10.3 Procedure. The indemnified Party must (a) promptly notify the indemnifying Party (failure to timely notify does not relieve obligations unless materially prejudicial), (b) provide reasonable cooperation at the indemnifying Party’s expense, and (c) grant sole control of the defense and settlement, provided that the indemnifying Party may not admit liability on behalf of the indemnified Party without consent.

11. Miscellaneous

11.1 Feedback. Client may provide feedback regarding the AI Assistant Tool or related services, and Arvo may use such feedback without restriction or compensation.

11.2 Relationship of the Parties.

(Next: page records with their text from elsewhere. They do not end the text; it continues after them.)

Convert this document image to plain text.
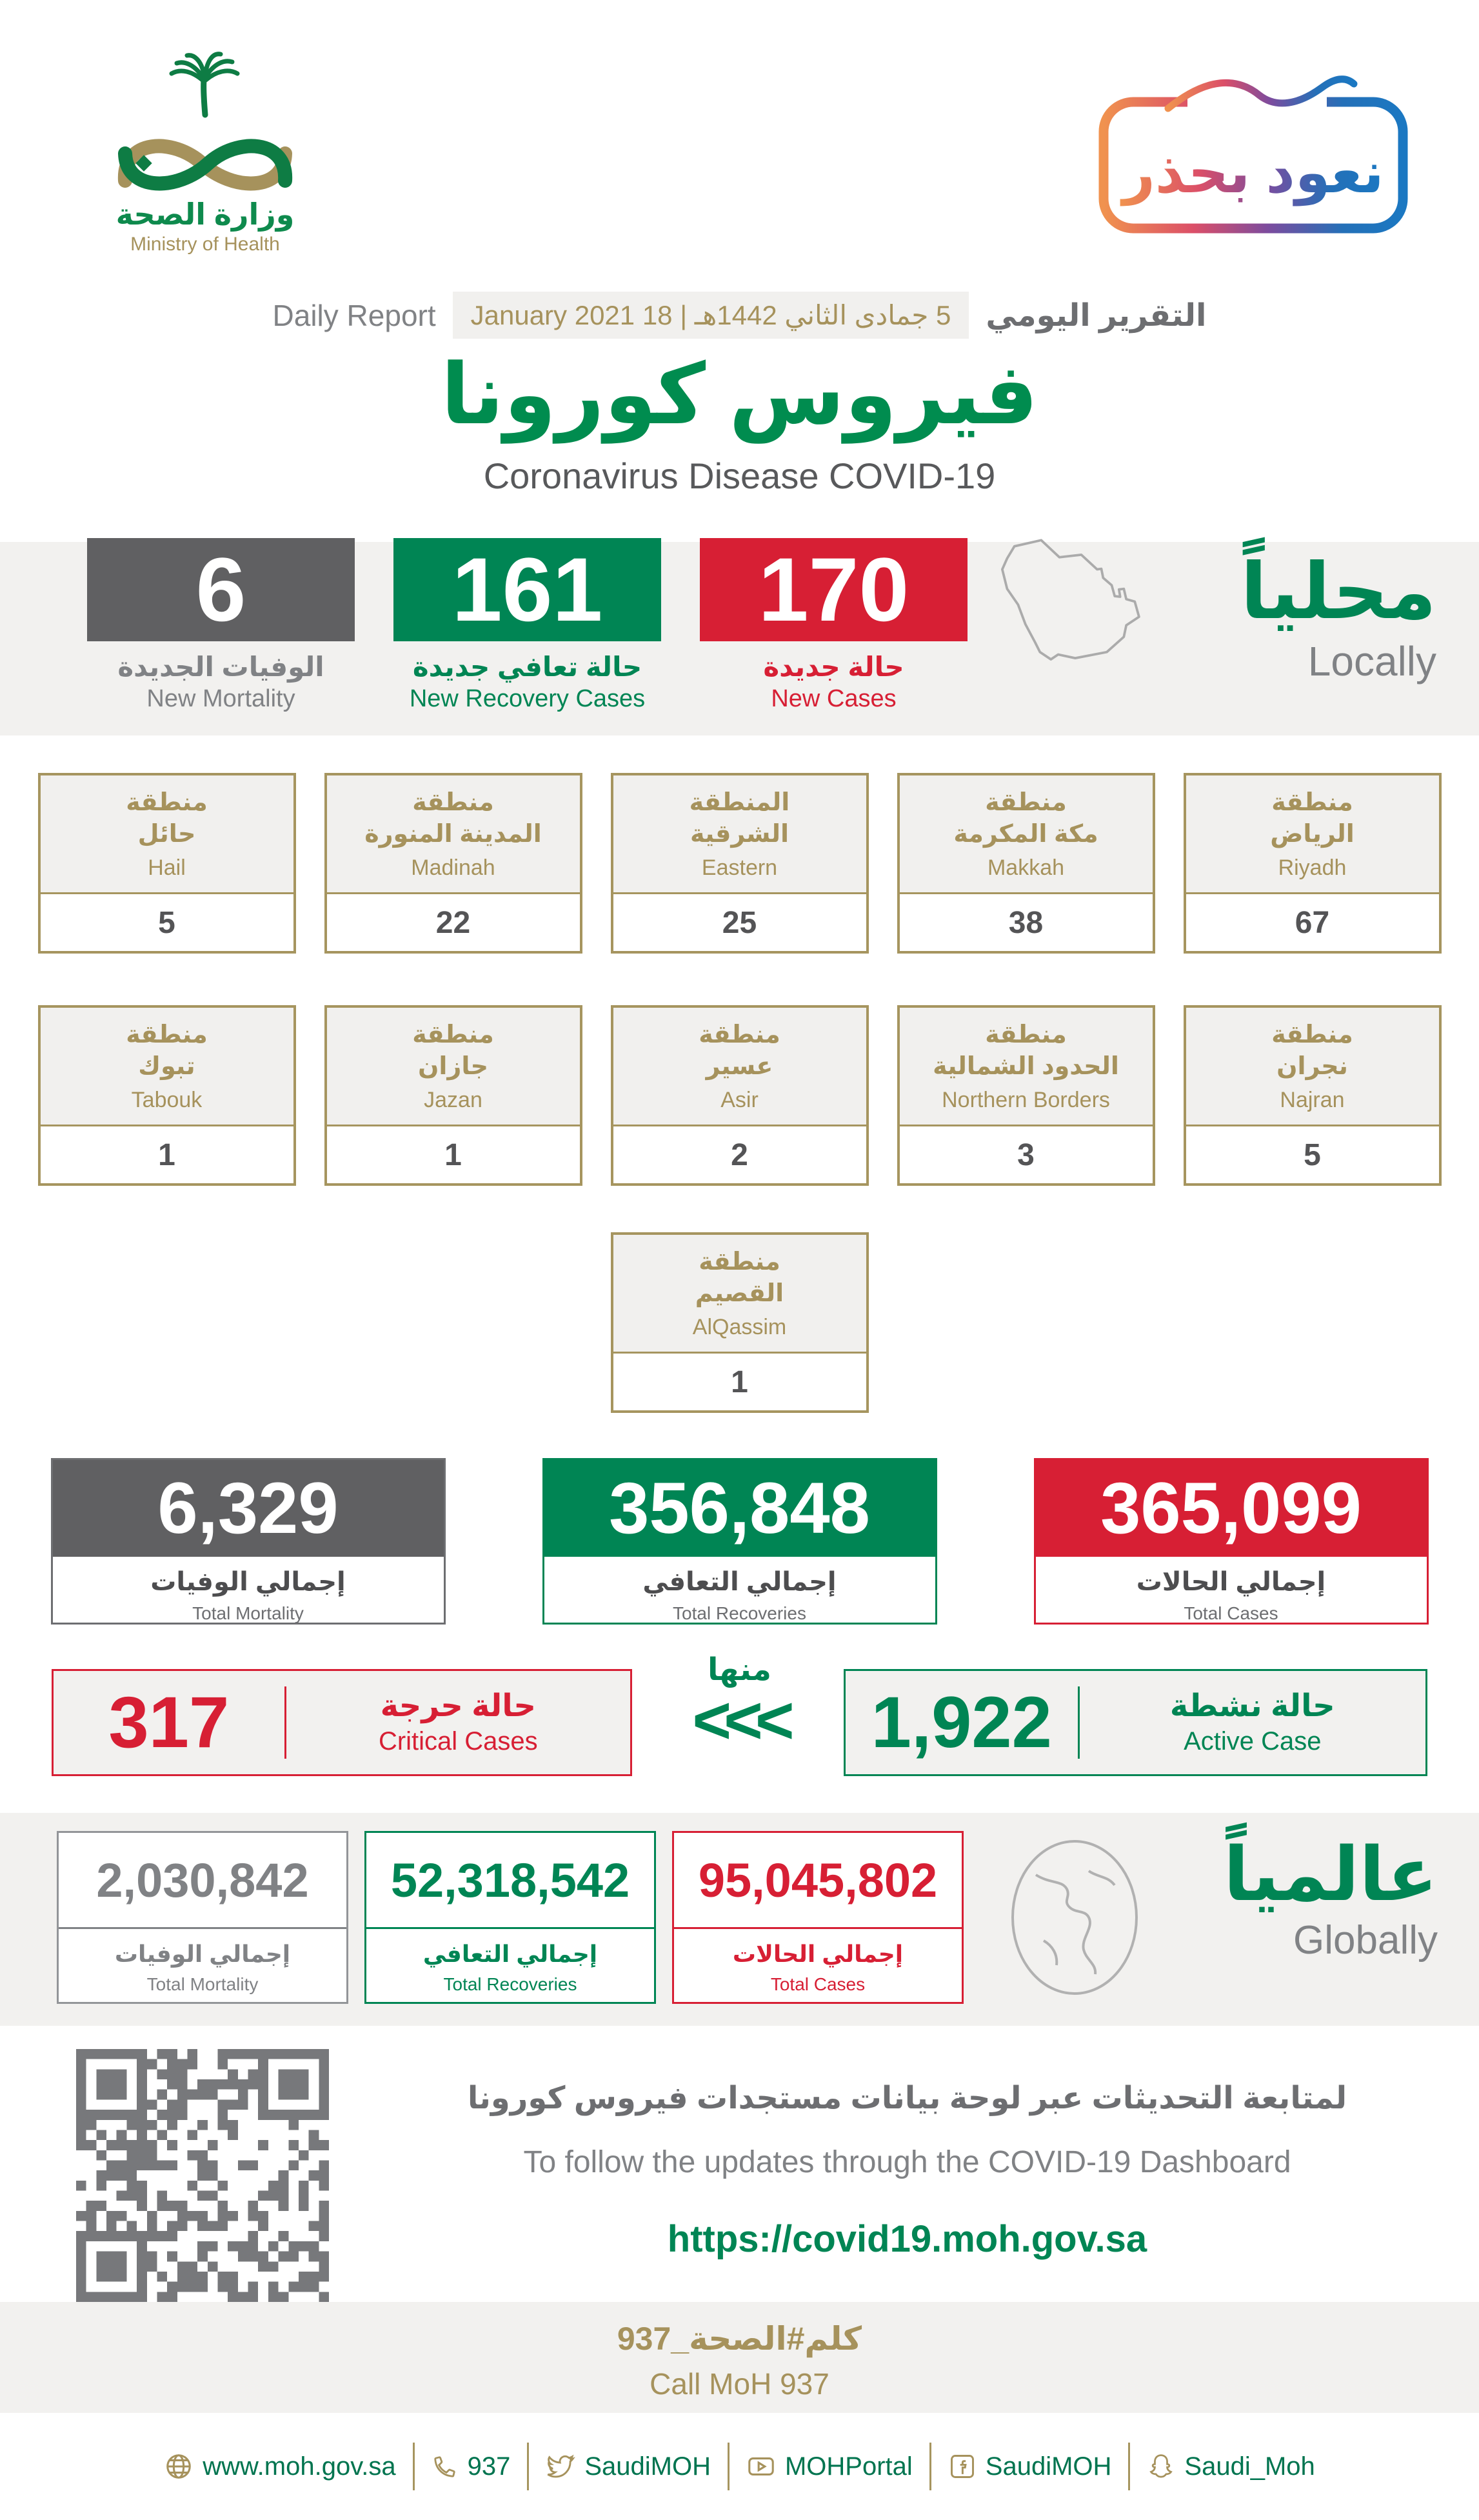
وزارة الصحة
Ministry of Health
نعود بحذر
Daily Report	5 جمادى الثاني 1442هـ | 18 January 2021	التقرير اليومي
فيروس كورونا
Coronavirus Disease COVID-19
6
الوفيات الجديدة
New Mortality
161
حالة تعافي جديدة
New Recovery Cases
170
حالة جديدة
New Cases
محلياً
Locally
منطقة
حائل
Hail
5
منطقة
المدينة المنورة
Madinah
22
المنطقة
الشرقية
Eastern
25
منطقة
مكة المكرمة
Makkah
38
منطقة
الرياض
Riyadh
67
منطقة
تبوك
Tabouk
1
منطقة
جازان
Jazan
1
منطقة
عسير
Asir
2
منطقة
الحدود الشمالية
Northern Borders
3
منطقة
نجران
Najran
5
منطقة
القصيم
AlQassim
1
6,329
إجمالي الوفيات
Total Mortality
356,848
إجمالي التعافي
Total Recoveries
365,099
إجمالي الحالات
Total Cases
317	حالة حرجة
Critical Cases
منها
<<<	1,922	حالة نشطة
Active Case
2,030,842
إجمالي الوفيات
Total Mortality
52,318,542
إجمالي التعافي
Total Recoveries
95,045,802
إجمالي الحالات
Total Cases
عالمياً
Globally
لمتابعة التحديثات عبر لوحة بيانات مستجدات فيروس كورونا
To follow the updates through the COVID-19 Dashboard
https://covid19.moh.gov.sa
كلم#الصحة_937
Call MoH 937
www.moh.gov.sa	937	SaudiMOH	MOHPortal	SaudiMOH	Saudi_Moh
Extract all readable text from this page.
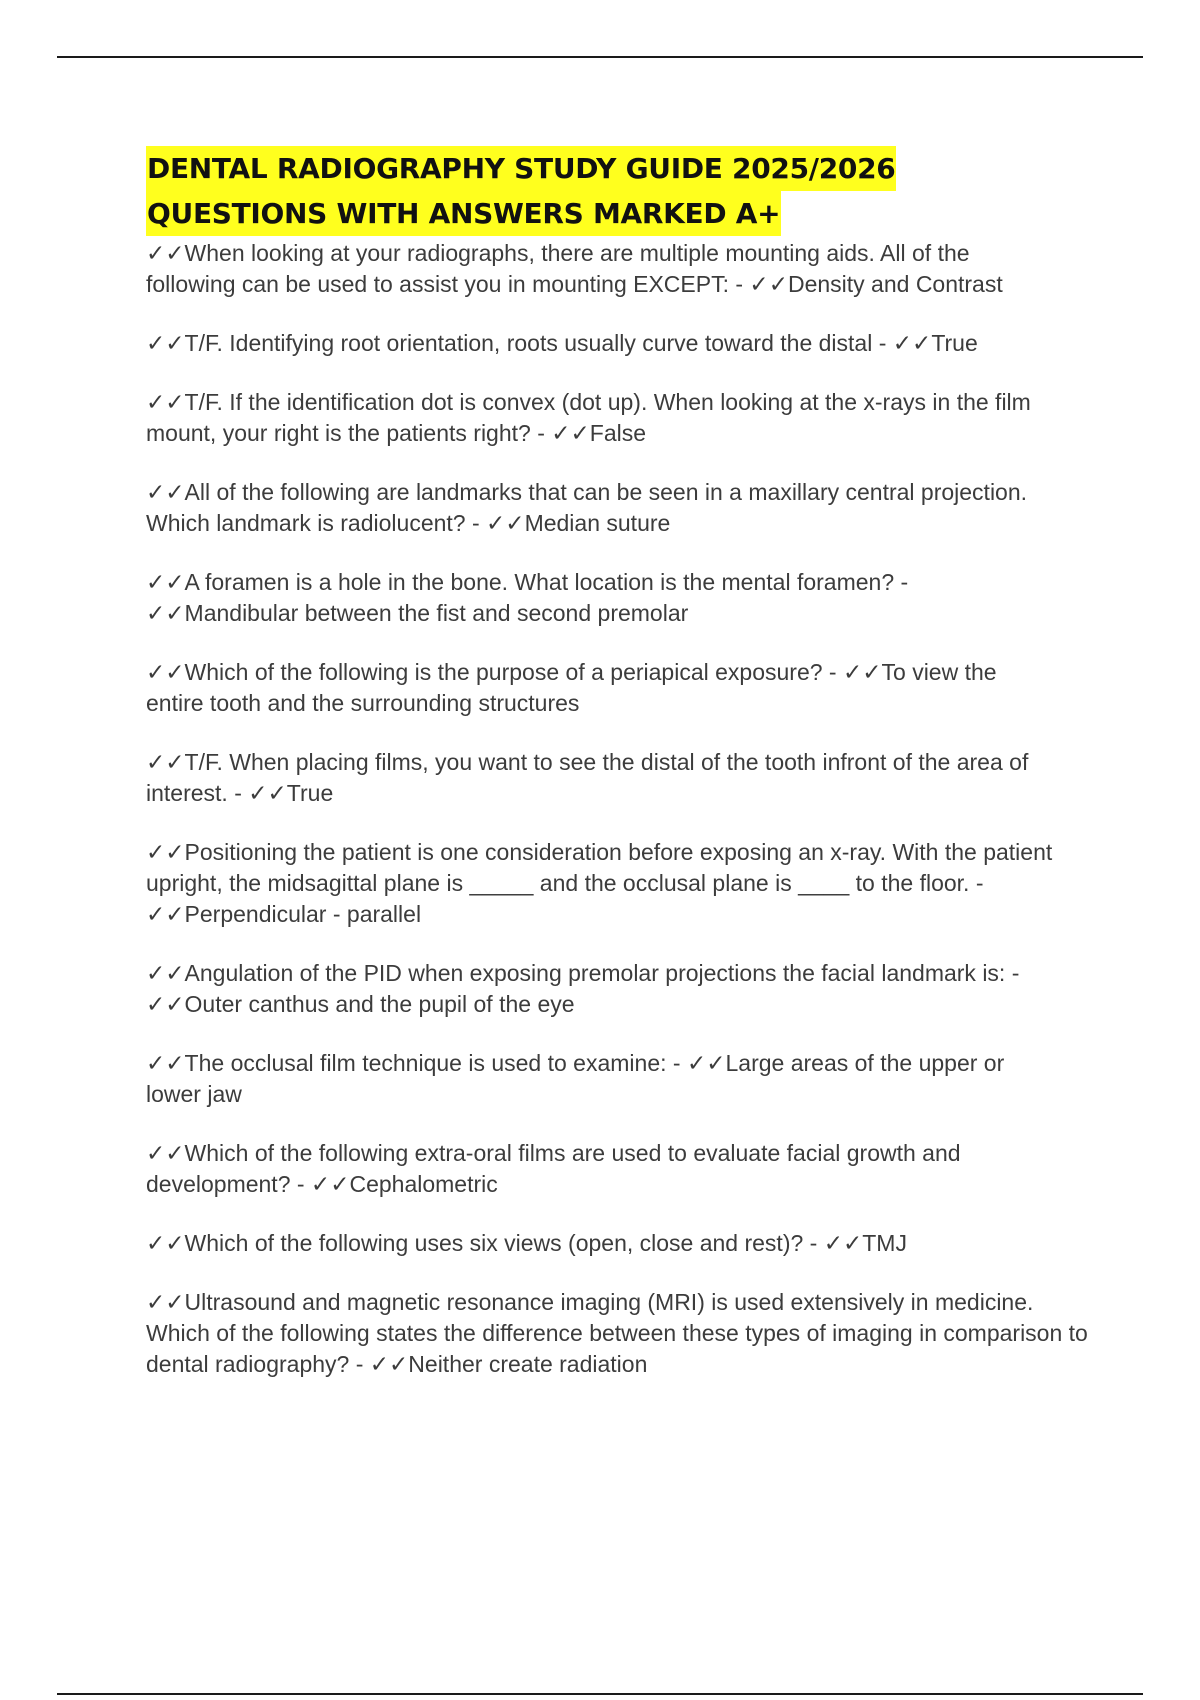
DENTAL RADIOGRAPHY STUDY GUIDE 2025/2026
QUESTIONS WITH ANSWERS MARKED A+

✓✓When looking at your radiographs, there are multiple mounting aids. All of the following can be used to assist you in mounting EXCEPT: - ✓✓Density and Contrast

✓✓T/F. Identifying root orientation, roots usually curve toward the distal - ✓✓True

✓✓T/F. If the identification dot is convex (dot up). When looking at the x-rays in the film mount, your right is the patients right? - ✓✓False

✓✓All of the following are landmarks that can be seen in a maxillary central projection. Which landmark is radiolucent? - ✓✓Median suture

✓✓A foramen is a hole in the bone. What location is the mental foramen? - ✓✓Mandibular between the fist and second premolar

✓✓Which of the following is the purpose of a periapical exposure? - ✓✓To view the entire tooth and the surrounding structures

✓✓T/F. When placing films, you want to see the distal of the tooth infront of the area of interest. - ✓✓True

✓✓Positioning the patient is one consideration before exposing an x-ray. With the patient upright, the midsagittal plane is _____ and the occlusal plane is ____ to the floor. - ✓✓Perpendicular - parallel

✓✓Angulation of the PID when exposing premolar projections the facial landmark is: - ✓✓Outer canthus and the pupil of the eye

✓✓The occlusal film technique is used to examine: - ✓✓Large areas of the upper or lower jaw

✓✓Which of the following extra-oral films are used to evaluate facial growth and development? - ✓✓Cephalometric

✓✓Which of the following uses six views (open, close and rest)? - ✓✓TMJ

✓✓Ultrasound and magnetic resonance imaging (MRI) is used extensively in medicine. Which of the following states the difference between these types of imaging in comparison to dental radiography? - ✓✓Neither create radiation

The Parties are independent contractors. Nothing herein creates any agency, partnership, joint venture, or employment relationship.

11.3 Severability. If any provision is held unenforceable, it shall be stricken and replaced with an enforceable provision that most closely reflects the Parties’ intent, and the remainder of the Agreement shall remain in effect.

11.4 Waiver; Remedies. Waivers must be in writing and signed by the waiving Party. Except as expressly stated, all remedies are cumulative.

11.5 Headings. Headings are for convenience only and do not affect interpretation.

11.6 Assignment. Neither Party may assign this Agreement without the other Party’s prior written consent, except to (a) an Affiliate or (b) a successor in a change-of-control transaction, provided the assignee is not a competitor and agrees in writing to be bound hereby. Any other assignment is void.

11.7 Notices. Notices must be delivered by (i) registered mail, (ii) hand delivery, or (iii) email accompanied by regular mail, and are effective five (5) days after mailing or upon delivery, whichever occurs first. Notices shall be sent to the addresses set forth below or as otherwise designated in writing.

11.8 Governing Law. This Agreement is governed by the laws of the State of Delaware, without regard to conflict-of-laws principles. The Parties consent to exclusive jurisdiction in the state and federal courts located in New York, New York and waive objections to venue. 11.9 Entire Agreement. These Terms, together with all Subscription Orders, constitutes the entire agreement between the Parties regarding its subject matter and supersedes all prior agreements and understandings. Amendments must be in writing and signed by both Parties.